Reafirmamos  que  os  empregados  da  FEPAM  não  tiveram  conhecimento  prévio  deste Projeto de Lei, podendo sequer contribuir com o seu conteúdo. Da mesma forma, outras instituições ligadas ao meio ambiente tampouco foram ouvidas, o que torna a iniciativa unilateral,  pois  excluíram  do  debate  os  operadores  diários  da  legislação  ambiental  – justamente  os  que  têm  a  responsabilidade  de  adotar  o  conteúdo  desta  legislação  nas  suas atividades  diárias.

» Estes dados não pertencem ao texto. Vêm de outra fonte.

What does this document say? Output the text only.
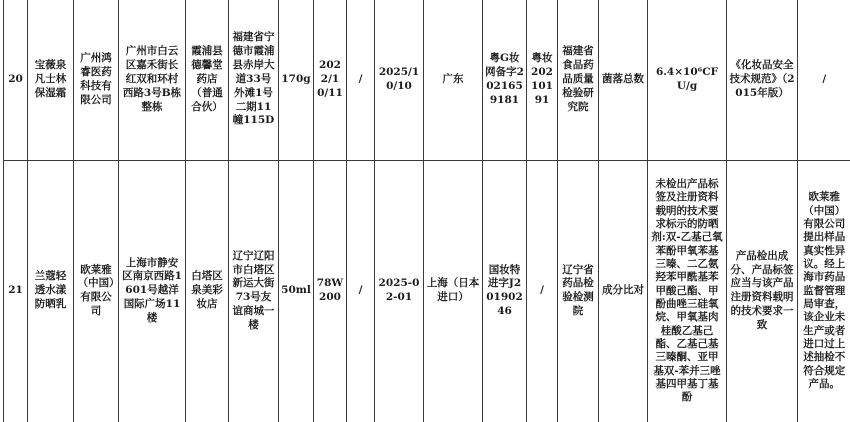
20	宝薇泉凡士林保湿霜	广州鸿睿医药科技有限公司	广州市白云区嘉禾街长红双和环村西路3号B栋整栋	霞浦县德馨堂药店（普通合伙）	福建省宁德市霞浦县赤岸大道33号外滩1号二期11幢115D	170g	2022/10/11	/	2025/10/10	广东	粤G妆网备字2021659181	粤妆20210191	福建省食品药品质量检验研究院	菌落总数	6.4×10⁶CFU/g	《化妆品安全技术规范》（2015年版）	/
21	兰蔻轻透水漾防晒乳	欧莱雅（中国）有限公司	上海市静安区南京西路1601号越洋国际广场11楼	白塔区泉美彩妆店	辽宁辽阳市白塔区新运大街73号友谊商城一楼	50ml	78W200	/	2025-02-01	上海（日本进口）	国妆特进字J20190246	/	辽宁省药品检验检测院	成分比对	未检出产品标签及注册资料载明的技术要求标示的防晒剂:双-乙基己氧苯酚甲氧苯基三嗪、二乙氨羟苯甲酰基苯甲酸己酯、甲酚曲唑三硅氧烷、甲氧基肉桂酸乙基己酯、乙基己基三嗪酮、亚甲基双-苯并三唑基四甲基丁基酚	产品检出成分、产品标签应当与该产品注册资料载明的技术要求一致	欧莱雅（中国）有限公司提出样品真实性异议。经上海市药品监督管理局审查，该企业未生产或者进口过上述抽检不符合规定产品。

Por conta de tudo o que foi exposto,  repudiamos a pressa do trâmite e esperamos que os deputados não aceitem o regime de urgência deste Projeto de Lei, para que ele possa ser amplamente  debatido  não  somente  entre  os  parlamentares,  mas também  com  os  demais setores  da  sociedade  gaúcha.  Reconhecemos  que  a  legislação  ambiental  necessita  de atualizações,  mas  queremos  que  sejam  feitas  de  maneira  responsável  e  justa.